Written by Federico Cafarella
Edited by Miguel Andres Reyes Castro and Michele Puggia
Supervised by Paul Dybjer
On 10 July of this year, German Defence Minister Boris Pistorius and his French counterpart Sebastien Lecornu met in Berlin to discuss the advancement of the long-planned MGCS (Main Ground Combat System) project. The two ministers reinforced the willingness of their respective governments to push forward with the joint procurement of a new generation tank capable of integrating the technologies and characteristics needed on the battlefield of the future, drawing from the lessons of the ongoing Ukrainian war (“Berlin and Paris vow to press ahead with long-delayed joint tank venture”, (Siebold & Irish, 2023). The cooperation between the two countries on the MGCS tanks was part of a larger package of joint procurements agreed upon between Macron and Merkel’s administrations in January 2019. It included a fighter jet (FCAS), an armed drone, artillery systems and a maritime reconnaissance aircraft (Seliger, 2019).

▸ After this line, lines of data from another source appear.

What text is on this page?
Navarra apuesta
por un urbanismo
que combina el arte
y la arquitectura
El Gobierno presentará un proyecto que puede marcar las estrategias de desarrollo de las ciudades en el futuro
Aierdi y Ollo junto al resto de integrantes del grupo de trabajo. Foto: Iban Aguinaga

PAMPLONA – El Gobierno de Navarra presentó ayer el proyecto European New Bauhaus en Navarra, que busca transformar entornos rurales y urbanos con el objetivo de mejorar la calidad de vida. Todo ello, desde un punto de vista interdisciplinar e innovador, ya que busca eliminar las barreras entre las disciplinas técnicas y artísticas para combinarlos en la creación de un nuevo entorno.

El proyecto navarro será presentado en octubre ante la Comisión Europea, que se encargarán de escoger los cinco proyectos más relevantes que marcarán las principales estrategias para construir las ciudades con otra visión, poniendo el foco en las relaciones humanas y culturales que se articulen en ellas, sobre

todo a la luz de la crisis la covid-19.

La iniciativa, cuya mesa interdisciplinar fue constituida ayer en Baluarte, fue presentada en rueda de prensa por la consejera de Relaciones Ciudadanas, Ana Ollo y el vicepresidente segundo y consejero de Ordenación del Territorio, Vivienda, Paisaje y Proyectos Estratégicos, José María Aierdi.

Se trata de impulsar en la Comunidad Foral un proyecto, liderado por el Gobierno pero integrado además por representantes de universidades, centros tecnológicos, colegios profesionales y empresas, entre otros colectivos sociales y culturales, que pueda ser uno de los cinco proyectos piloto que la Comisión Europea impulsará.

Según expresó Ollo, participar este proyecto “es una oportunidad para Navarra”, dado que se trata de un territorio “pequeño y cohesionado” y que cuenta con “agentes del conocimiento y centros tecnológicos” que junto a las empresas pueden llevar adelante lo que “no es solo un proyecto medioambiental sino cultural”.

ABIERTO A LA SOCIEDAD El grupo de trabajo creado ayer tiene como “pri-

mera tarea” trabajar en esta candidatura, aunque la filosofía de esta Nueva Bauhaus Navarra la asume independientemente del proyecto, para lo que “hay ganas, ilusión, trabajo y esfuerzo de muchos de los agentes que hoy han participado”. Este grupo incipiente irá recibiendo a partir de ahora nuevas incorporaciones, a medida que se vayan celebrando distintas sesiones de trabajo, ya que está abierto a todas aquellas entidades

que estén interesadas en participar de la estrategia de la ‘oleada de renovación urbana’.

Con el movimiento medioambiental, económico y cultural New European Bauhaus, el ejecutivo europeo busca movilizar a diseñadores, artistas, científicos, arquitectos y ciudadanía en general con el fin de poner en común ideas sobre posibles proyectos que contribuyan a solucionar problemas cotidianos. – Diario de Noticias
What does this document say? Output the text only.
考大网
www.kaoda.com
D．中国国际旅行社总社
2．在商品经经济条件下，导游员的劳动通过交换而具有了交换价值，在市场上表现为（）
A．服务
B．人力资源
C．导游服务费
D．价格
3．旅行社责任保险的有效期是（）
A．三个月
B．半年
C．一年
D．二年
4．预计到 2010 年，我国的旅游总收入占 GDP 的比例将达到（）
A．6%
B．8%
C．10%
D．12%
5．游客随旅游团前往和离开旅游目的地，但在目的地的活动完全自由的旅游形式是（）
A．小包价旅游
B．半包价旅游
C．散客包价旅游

The new generation tank would completely overhaul the features of today’s most common European Main Battle Tanks (MBT), such as the Leopard. It would be extensively integrated with AI technologies to assist with aiming techniques and situation awareness. The barrel gun will be enlarged to 130mm or 140mm from the current 120mm standard, granting superiority to any Russian MBT, both in terms of range and power. Secondary weapons, such as the machine gun turret, would be rendered automated and possibly autonomous.